ZeroML: A Next Generation AutoML Language
Monirul Islam Mahmud
TL;DR
ZeroML addresses the slow runtimes, brittle pipelines, and dependency fragility of existing AutoML tools built on Python, R, and Julia by introducing a compiled, multi-paradigm language with a pure functional core and modular AutoML components. The approach combines procedural and object-oriented styles, enabling modular reuse of components like DataCleaner, FeatureEngineer, and ModelSelector while supporting memory-efficient, multithreaded execution. It contrasts with current stacks by offering concise syntax, reduced boilerplate, and one-line deployment while scaling from local machines to distributed environments. The work promises faster prototyping, reproducible workflows, and broader accessibility for non-coders and experts alike, ultimately enhancing deployment readiness and efficiency in AutoML pipelines.
Abstract
ZeroML is a new generation programming language for AutoML to drive the ML pipeline in a compiled and multi-paradigm way, with a pure functional core.
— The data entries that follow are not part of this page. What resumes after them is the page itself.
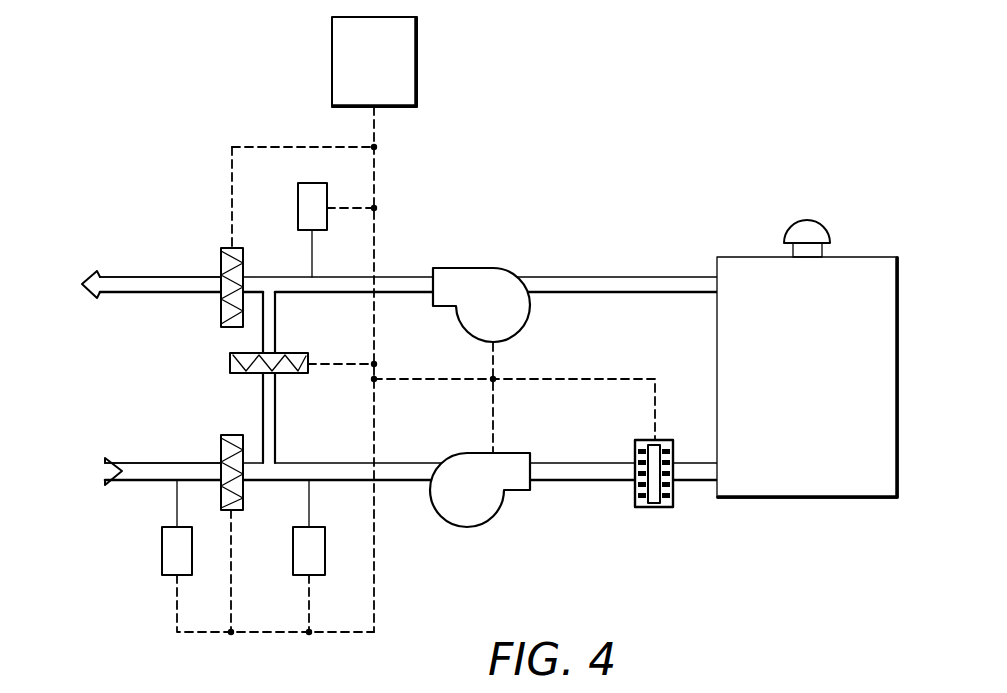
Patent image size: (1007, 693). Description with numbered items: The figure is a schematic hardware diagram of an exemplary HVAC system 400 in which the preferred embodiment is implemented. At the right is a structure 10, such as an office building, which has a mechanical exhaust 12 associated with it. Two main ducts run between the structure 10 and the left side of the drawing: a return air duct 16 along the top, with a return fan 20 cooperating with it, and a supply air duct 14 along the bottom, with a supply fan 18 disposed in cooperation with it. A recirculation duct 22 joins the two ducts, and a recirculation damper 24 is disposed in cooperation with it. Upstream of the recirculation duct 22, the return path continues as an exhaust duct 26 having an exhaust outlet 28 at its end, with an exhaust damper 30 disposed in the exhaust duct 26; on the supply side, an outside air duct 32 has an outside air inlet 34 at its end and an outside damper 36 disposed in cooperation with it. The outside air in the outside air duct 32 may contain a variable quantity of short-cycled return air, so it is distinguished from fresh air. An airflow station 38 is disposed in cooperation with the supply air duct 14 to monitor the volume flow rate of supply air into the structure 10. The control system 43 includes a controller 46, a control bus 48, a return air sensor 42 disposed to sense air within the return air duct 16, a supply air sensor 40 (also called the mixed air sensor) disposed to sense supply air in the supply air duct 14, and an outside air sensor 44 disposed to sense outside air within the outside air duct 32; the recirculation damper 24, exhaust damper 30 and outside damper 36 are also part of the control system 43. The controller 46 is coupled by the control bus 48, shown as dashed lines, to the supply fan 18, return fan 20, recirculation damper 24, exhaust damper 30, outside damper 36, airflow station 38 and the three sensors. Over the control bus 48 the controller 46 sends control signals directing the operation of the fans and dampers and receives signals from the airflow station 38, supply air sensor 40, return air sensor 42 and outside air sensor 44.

The structure 10 is at (865, 257).
The mechanical exhaust 12 is at (810, 223).
The supply air duct 14 is at (576, 519).
The return air duct 16 is at (617, 226).
The supply fan 18 is at (468, 527).
The return fan 20 is at (463, 268).
The recirculation duct 22 is at (263, 422).
The recirculation damper 24 is at (230, 364).
The exhaust duct 26 is at (118, 277).
The exhaust outlet 28 is at (84, 283).
The exhaust damper 30 is at (222, 252).
The outside air duct 32 is at (135, 463).
The outside air inlet 34 is at (106, 470).
The outside damper 36 is at (222, 441).
The airflow station 38 is at (666, 507).
The supply air sensor 40 is at (293, 556).
The return air sensor 42 is at (298, 209).
The control system 43 is at (310, 62).
The outside air sensor 44 is at (162, 556).
The controller 46 is at (417, 75).
The control bus 48 is at (410, 184).
The HVAC system 400 is at (158, 124).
Meeting the shortcomings introduced by Python, R, or Julia such as slow-running time, brittle pipelines or high dependency cost ZeroML brings the Microservices-based architecture adding the modular, reusable pieces such as DataCleaner, FeatureEngineer or ModelSelector. As a native multithread and memory-aware search optimized toolkit, and with one command deployability ability, ZeroML ensures non-coders and ML professionals to create high-accuracy models super fast and in a more reproducible way. The verbosity of the language ensures that when it comes to dropping into the backend, the code we will be creating is extremely clear but the level of repetition and boilerplate required when developing on the front end is now removed.